Federal Reserve officials are navigating without their usual visibility after the prolonged US government shutdown cut them off from key economic data, leaving policymakers and investors on edge.
That uncertainty spilled into the markets on Thursday, sparking a wave of risk aversion that dragged down some of the year’s strongest-performing stocks and deepened the recent selloff in cryptocurrencies. Many traders pointed to fading expectations for a December interest-rate cut as the main catalyst. Swaps markets now show only about a 50% chance of a cut, sharply lower than the 72% odds priced in just a week earlier, as recent Fed commentary has offered no clear signal that another move is imminent.
Stocks tied to momentum strategies including those heavily favored by retail traders absorbed the brunt of the selloff, posting their steepest drop since April after leading the market for much of the year.

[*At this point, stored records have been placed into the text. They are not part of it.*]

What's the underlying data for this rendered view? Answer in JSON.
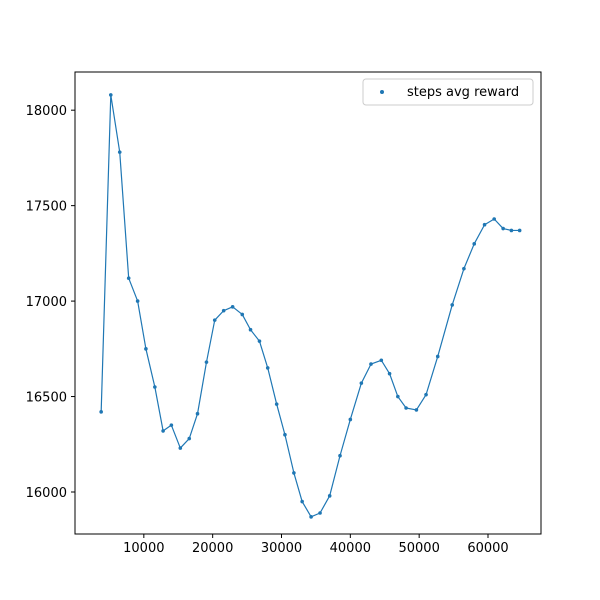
{
  "chart_data": {
    "type": "line",
    "title": "",
    "xlabel": "",
    "ylabel": "",
    "xlim": [
      0,
      67700
    ],
    "ylim": [
      15780,
      18200
    ],
    "xticks": [
      10000,
      20000,
      30000,
      40000,
      50000,
      60000
    ],
    "yticks": [
      16000,
      16500,
      17000,
      17500,
      18000
    ],
    "grid": false,
    "legend_position": "top-right",
    "series": [
      {
        "name": "steps avg reward",
        "color": "#1f77b4",
        "marker": "dot",
        "x": [
          3800,
          5200,
          6500,
          7800,
          9100,
          10300,
          11600,
          12800,
          14000,
          15300,
          16600,
          17800,
          19100,
          20300,
          21600,
          22900,
          24300,
          25500,
          26800,
          28000,
          29300,
          30500,
          31800,
          33000,
          34300,
          35600,
          37000,
          38500,
          40000,
          41600,
          43000,
          44500,
          45700,
          46900,
          48100,
          49600,
          51000,
          52700,
          54800,
          56500,
          58000,
          59500,
          60900,
          62200,
          63400,
          64600
        ],
        "y": [
          16420,
          18080,
          17780,
          17120,
          17000,
          16750,
          16550,
          16320,
          16350,
          16230,
          16280,
          16410,
          16680,
          16900,
          16950,
          16970,
          16930,
          16850,
          16790,
          16650,
          16460,
          16300,
          16100,
          15950,
          15870,
          15890,
          15980,
          16190,
          16380,
          16570,
          16670,
          16690,
          16620,
          16500,
          16440,
          16430,
          16510,
          16710,
          16980,
          17170,
          17300,
          17400,
          17430,
          17380,
          17370,
          17370
        ]
      }
    ]
  }
}
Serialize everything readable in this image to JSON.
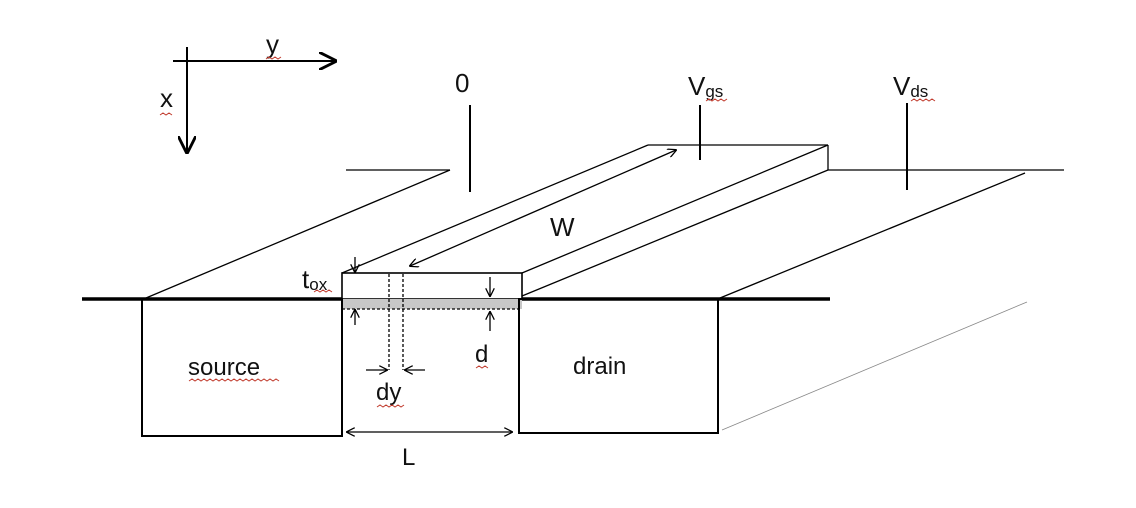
{
  "axes": {
    "x_label": "x",
    "y_label": "y"
  },
  "terminals": {
    "source_voltage": "0",
    "gate_voltage_main": "V",
    "gate_voltage_sub": "gs",
    "drain_voltage_main": "V",
    "drain_voltage_sub": "ds"
  },
  "regions": {
    "source": "source",
    "drain": "drain"
  },
  "dimensions": {
    "width": "W",
    "length": "L",
    "oxide_main": "t",
    "oxide_sub": "ox",
    "depth": "d",
    "slice": "dy"
  },
  "colors": {
    "line": "#000000",
    "channel": "#c8c8c8",
    "spellcheck": "#c0392b"
  }
}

Momentum investing typically involves buying stocks that have recently surged while shorting underperformers. Many of the big winners in this strategy have been artificial intelligence–themed names that soared amid broad enthusiasm around the technology.

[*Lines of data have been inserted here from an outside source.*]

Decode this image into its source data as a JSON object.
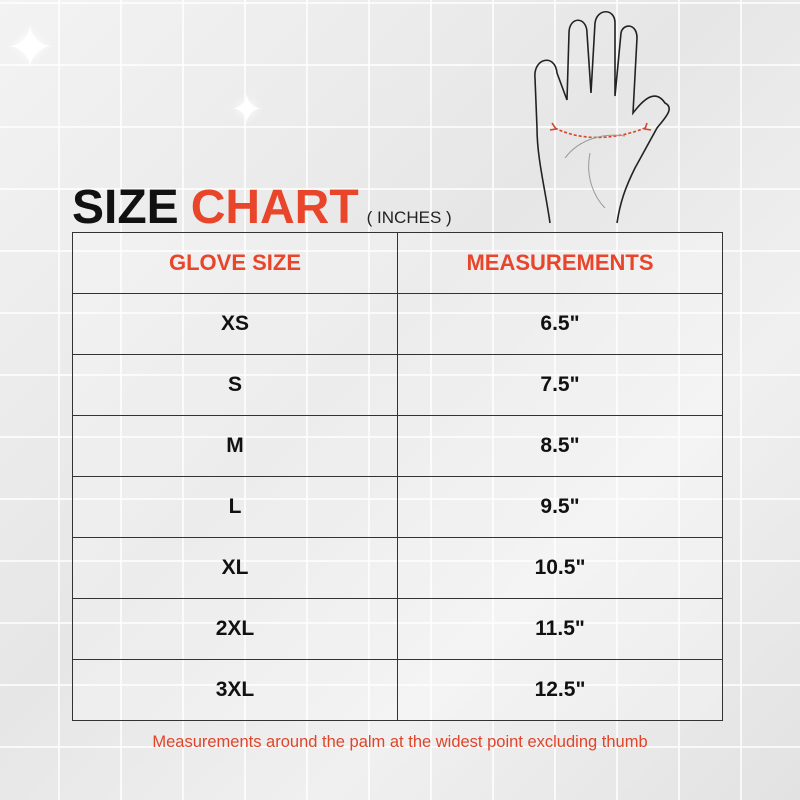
{
  "title": {
    "word1": "SIZE",
    "word2": "CHART",
    "unit": "( INCHES )"
  },
  "colors": {
    "accent": "#e8452a",
    "text": "#111111"
  },
  "illustration": "hand-palm-measurement",
  "table": {
    "headers": [
      "GLOVE SIZE",
      "MEASUREMENTS"
    ],
    "rows": [
      {
        "size": "XS",
        "measurement": "6.5\""
      },
      {
        "size": "S",
        "measurement": "7.5\""
      },
      {
        "size": "M",
        "measurement": "8.5\""
      },
      {
        "size": "L",
        "measurement": "9.5\""
      },
      {
        "size": "XL",
        "measurement": "10.5\""
      },
      {
        "size": "2XL",
        "measurement": "11.5\""
      },
      {
        "size": "3XL",
        "measurement": "12.5\""
      }
    ]
  },
  "note": "Measurements around the palm at the widest point excluding thumb"
}
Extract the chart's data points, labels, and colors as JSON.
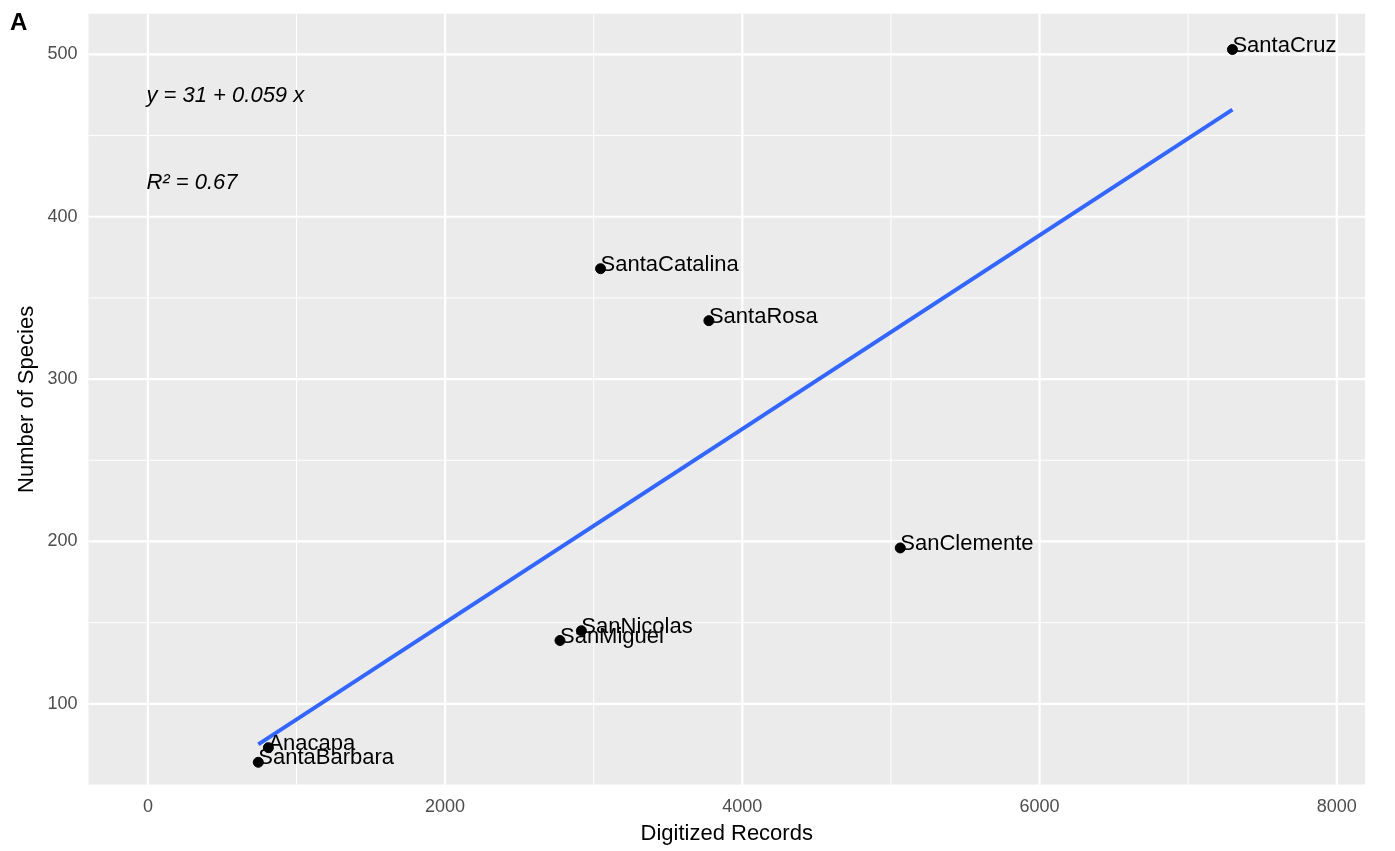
{
  "chart_data": {
    "type": "scatter",
    "xlabel": "Digitized Records",
    "ylabel": "Number of Species",
    "annotations": [
      "A",
      "y = 31 + 0.059 x",
      "R² = 0.67"
    ],
    "xlim": [
      -400,
      8190
    ],
    "xticks": [
      0,
      2000,
      4000,
      6000,
      8000
    ],
    "ylim": [
      50,
      525
    ],
    "yticks": [
      100,
      200,
      300,
      400,
      500
    ],
    "grid": true,
    "legend": false,
    "marker": "circle",
    "series": [
      {
        "color": "#000000",
        "x": [
          7298,
          3046,
          3775,
          5063,
          2917,
          2773,
          811,
          743
        ],
        "values": [
          503,
          368,
          336,
          196,
          145,
          139,
          73,
          64
        ],
        "value_labels": [
          "SantaCruz",
          "SantaCatalina",
          "SantaRosa",
          "SanClemente",
          "SanNicolas",
          "SanMiguel",
          "Anacapa",
          "SantaBarbara"
        ]
      },
      {
        "type": "line",
        "color": "#3366ff",
        "x": [
          743,
          7298
        ],
        "values": [
          75,
          466
        ],
        "marker": "none",
        "line_style": "solid"
      }
    ]
  }
}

“The expectation of lower interest rates was a major reason investors were willing to overlook the elevated valuations on momentum stocks,” said Matt Maley, chief market strategist at Miller Tabak + Co. “Now that those expectations are fading, investors are trimming exposure to the priciest areas of the market.”
Bank of America Corp.’s index of high-momentum stocks tumbled 4.7% on Thursday, marking its sharpest decline since April, when tariff concerns under President Donald Trump rattled markets. Even after the drop, the basket had climbed as much as 63% from its April lows.

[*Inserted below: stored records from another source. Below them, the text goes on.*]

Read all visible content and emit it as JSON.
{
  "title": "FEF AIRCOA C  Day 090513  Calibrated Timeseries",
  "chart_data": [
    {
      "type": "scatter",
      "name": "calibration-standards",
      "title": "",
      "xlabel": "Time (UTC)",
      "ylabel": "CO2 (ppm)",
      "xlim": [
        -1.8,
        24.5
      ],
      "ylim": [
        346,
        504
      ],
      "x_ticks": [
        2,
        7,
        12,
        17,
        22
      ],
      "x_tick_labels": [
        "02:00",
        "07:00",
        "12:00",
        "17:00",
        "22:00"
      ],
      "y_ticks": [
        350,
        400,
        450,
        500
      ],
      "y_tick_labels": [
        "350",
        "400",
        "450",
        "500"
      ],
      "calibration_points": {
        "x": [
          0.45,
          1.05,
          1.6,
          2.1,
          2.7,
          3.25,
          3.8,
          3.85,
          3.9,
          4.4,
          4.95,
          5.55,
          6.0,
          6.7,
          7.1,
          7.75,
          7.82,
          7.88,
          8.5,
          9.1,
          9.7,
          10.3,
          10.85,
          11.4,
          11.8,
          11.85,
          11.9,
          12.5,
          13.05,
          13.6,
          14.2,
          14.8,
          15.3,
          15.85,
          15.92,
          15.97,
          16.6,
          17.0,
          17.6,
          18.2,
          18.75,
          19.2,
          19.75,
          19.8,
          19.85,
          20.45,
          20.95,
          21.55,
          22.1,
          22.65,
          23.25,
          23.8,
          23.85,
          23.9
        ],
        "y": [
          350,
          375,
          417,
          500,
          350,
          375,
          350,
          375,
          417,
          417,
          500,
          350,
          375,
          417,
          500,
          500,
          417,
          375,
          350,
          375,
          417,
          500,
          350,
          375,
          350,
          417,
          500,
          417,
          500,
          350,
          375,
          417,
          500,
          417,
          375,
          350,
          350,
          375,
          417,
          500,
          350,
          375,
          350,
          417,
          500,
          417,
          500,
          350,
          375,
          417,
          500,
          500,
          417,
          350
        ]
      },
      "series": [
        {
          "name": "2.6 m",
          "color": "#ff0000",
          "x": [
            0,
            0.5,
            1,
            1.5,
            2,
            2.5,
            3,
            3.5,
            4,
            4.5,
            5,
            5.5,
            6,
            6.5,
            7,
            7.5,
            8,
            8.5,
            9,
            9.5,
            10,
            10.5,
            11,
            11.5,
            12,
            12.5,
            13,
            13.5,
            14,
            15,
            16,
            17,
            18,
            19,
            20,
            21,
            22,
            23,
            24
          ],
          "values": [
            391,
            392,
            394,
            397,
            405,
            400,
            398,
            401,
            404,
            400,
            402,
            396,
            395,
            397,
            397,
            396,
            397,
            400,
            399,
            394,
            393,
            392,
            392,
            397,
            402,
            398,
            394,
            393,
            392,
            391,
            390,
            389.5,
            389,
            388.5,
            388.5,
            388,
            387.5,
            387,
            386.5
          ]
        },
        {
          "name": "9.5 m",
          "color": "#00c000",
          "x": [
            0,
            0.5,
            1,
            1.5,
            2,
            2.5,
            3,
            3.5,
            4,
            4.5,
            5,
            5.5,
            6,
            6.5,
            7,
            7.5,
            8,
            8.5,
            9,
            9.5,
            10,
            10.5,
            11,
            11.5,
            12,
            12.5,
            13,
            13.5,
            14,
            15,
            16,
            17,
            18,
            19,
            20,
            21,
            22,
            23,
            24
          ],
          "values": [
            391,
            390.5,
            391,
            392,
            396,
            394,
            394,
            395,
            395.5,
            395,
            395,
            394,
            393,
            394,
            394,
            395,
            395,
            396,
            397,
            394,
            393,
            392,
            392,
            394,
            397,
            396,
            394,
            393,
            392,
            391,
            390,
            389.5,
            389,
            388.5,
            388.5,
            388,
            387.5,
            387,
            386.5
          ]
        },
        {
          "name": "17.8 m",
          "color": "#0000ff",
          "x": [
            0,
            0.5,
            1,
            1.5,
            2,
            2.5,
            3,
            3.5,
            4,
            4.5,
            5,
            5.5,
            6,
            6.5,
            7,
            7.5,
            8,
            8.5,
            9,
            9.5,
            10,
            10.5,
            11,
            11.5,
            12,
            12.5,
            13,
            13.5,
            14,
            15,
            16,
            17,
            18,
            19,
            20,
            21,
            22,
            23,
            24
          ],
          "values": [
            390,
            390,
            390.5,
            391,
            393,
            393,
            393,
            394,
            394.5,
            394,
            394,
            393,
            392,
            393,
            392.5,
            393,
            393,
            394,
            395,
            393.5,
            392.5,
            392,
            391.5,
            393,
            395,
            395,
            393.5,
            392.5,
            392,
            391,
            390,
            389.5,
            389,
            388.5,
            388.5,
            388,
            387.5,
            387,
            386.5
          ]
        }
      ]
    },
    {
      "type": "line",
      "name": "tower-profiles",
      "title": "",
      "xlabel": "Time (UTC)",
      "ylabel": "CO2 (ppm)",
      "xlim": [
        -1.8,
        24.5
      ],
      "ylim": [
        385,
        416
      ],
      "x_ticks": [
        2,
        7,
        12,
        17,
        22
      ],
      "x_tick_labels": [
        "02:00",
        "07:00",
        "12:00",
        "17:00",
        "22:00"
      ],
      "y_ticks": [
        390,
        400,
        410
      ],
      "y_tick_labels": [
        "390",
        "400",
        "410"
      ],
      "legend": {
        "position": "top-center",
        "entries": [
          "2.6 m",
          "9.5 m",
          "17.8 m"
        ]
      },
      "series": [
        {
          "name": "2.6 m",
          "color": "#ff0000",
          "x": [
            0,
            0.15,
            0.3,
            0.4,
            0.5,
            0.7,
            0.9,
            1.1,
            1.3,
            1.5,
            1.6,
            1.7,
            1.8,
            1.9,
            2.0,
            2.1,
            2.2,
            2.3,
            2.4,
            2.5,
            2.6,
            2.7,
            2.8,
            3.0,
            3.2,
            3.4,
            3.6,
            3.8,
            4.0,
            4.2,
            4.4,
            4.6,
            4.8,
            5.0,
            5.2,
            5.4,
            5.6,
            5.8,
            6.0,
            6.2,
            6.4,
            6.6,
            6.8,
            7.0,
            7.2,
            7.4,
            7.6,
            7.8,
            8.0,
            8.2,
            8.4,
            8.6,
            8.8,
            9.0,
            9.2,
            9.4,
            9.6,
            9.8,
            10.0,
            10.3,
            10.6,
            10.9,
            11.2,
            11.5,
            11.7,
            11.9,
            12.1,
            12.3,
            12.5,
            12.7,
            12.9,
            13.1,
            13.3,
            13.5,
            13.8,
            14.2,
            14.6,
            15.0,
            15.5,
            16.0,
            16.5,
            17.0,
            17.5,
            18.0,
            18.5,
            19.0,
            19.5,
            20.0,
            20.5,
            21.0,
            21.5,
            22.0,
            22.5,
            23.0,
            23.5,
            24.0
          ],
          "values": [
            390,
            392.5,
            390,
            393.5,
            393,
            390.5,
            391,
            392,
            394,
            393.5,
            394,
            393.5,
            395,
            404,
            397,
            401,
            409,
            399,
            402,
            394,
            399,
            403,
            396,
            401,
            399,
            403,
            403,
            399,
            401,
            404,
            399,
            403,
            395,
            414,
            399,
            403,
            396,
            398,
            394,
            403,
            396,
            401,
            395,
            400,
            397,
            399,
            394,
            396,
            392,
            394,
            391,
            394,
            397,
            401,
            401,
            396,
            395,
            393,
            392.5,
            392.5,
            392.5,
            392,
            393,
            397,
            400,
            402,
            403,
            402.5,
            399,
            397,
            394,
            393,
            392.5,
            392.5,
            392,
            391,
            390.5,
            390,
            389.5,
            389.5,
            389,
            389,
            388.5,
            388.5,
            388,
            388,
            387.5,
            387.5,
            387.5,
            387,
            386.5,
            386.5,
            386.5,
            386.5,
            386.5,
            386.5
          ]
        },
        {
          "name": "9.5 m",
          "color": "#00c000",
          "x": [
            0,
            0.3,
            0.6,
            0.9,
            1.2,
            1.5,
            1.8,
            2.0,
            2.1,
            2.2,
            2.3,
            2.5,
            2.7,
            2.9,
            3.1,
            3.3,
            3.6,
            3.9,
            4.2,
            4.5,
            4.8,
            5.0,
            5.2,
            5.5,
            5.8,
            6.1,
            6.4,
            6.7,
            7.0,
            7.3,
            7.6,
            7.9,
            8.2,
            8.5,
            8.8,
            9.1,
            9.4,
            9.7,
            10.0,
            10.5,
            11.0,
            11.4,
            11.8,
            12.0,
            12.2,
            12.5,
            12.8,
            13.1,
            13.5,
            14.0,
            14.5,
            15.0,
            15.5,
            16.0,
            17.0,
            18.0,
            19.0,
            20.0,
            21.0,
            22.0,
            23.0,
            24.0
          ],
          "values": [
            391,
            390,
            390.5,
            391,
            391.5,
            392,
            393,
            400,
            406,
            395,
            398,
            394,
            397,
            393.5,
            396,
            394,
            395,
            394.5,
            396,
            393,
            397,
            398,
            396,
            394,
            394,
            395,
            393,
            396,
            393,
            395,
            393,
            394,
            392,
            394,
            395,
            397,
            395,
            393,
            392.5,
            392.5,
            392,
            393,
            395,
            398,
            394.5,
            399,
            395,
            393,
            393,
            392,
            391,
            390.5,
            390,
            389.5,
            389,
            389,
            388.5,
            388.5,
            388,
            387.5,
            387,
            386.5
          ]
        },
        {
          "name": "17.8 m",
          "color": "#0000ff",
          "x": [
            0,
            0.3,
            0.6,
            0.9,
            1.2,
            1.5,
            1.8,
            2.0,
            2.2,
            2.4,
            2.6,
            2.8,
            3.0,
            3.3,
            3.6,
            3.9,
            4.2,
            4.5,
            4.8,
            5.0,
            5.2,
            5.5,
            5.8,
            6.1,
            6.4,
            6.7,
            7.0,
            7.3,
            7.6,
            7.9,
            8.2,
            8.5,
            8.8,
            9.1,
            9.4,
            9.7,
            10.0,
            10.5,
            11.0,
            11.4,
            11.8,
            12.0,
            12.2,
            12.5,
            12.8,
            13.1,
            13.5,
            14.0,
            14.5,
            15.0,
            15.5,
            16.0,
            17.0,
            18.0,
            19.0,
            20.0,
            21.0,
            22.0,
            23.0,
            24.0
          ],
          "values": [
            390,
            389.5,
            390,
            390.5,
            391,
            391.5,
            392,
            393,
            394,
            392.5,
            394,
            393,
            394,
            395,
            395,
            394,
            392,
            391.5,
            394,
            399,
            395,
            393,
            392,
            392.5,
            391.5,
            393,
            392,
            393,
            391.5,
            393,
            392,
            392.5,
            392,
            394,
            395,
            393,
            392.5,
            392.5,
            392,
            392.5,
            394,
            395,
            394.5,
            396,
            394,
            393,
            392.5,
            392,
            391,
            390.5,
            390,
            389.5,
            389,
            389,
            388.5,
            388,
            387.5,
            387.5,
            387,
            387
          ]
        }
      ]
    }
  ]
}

These momentum names are largely growth stocks, which tend to be more sensitive to interest rates because lower borrowing costs reduce the discount rates used in valuation models.
That dynamic helps boost their price-to-earnings multiples, explained Michael O’Rourke, chief market strategist at Jonestrading. “If rates aren’t coming down as quickly as investors expected, those valuation models need to adjust,” he said. “That recalibration naturally leads to selling.”
AI beneficiaries had already begun to show signs of fatigue in recent weeks as concerns mounted over stretched valuations and rising capital expenditures. Those pressures intensified Thursday. Among AI-linked names in Bank of America’s momentum basket, Sandisk Corp. slid 14% and Astera Labs Inc. dropped 8.4%. Large-cap AI players were hit as well: Nvidia Corp. slipped 3.6%, Broadcom Inc. lost 4.3% and Palantir Technologies Inc. sank 6.5%.
Across major US benchmarks, the Nasdaq 100 Index recorded the steepest losses with a 2% decline, while the S&P 500 Index fell 1.7%. Bitcoin extended its slide from an October peak, dropping more than 22%.
The retreat was even more pronounced among stocks popular with retail traders. Barclays analysts recently highlighted a “significant decline” in retail activity, based on the bank’s equity euphoria index. The Citi US Retail Favorites basket plunged 6% its worst performance since April after nearly doubling in the 12 months through mid-October before giving back 15%.
A meme-stock ETF dominated by Opendoor Technologies Inc. fell more than 11%, its steepest drop since launching last month. Meanwhile, the VanEck Social Sentiment ETF and Cathie Wood’s ARK Innovation ETF both sank more than 5%. Highly leveraged products tied to Bitcoin miners and quantum-computing stocks fared even worse, with some plunging more than 20%.
Even the most-shorted names were caught up in the turmoil. A Goldman Sachs index comprising the most heavily shorted US companies with market caps above $1 billion slid 5.5%, also marking its worst day since April.
Underlying much of the day’s anxiety was a basic question: What will the Fed do next? Policymakers are contending with stubborn inflation and a cooling labor market while lacking the government data they normally rely on. The shutdown the longest on record delayed or canceled essential economic reports just as the Fed was grappling with increasingly divided views on policy.
Last month, the Fed delivered its second consecutive quarter-point rate cut, yet Chair Jerome Powell cautioned that another move was far from guaranteed. On Thursday, the debate inside the central bank was on full display. St. Louis Fed President Alberto Musalem argued for a careful approach, noting that inflation remains above the Fed’s 2% goal.
Minneapolis Fed President Neel Kashkari repeated that he did not support the last rate cut and remains undecided about December. Cleveland Fed President Beth Hammack added that policy should stay “somewhat restrictive.”
“I can make a case for a cut or for holding steady it depends entirely on how the data comes in,” Kashkari said.
With the government finally reopened, traders now await a backlog of delayed reports that could offer clarity. But even when those numbers arrive, some analysts believe the broader trend is already clear.
“The accumulation of headline anxiety has created real volatility in equity markets,” said Paul Christopher, head of global investment strategy at Wells Fargo Investment Institute. He urged investors to look toward the potential for lower rates next year. “Even a wave of delayed data is unlikely to overturn the steady evidence of softer job growth that state-level and private-sector figures confirmed during the shutdown.”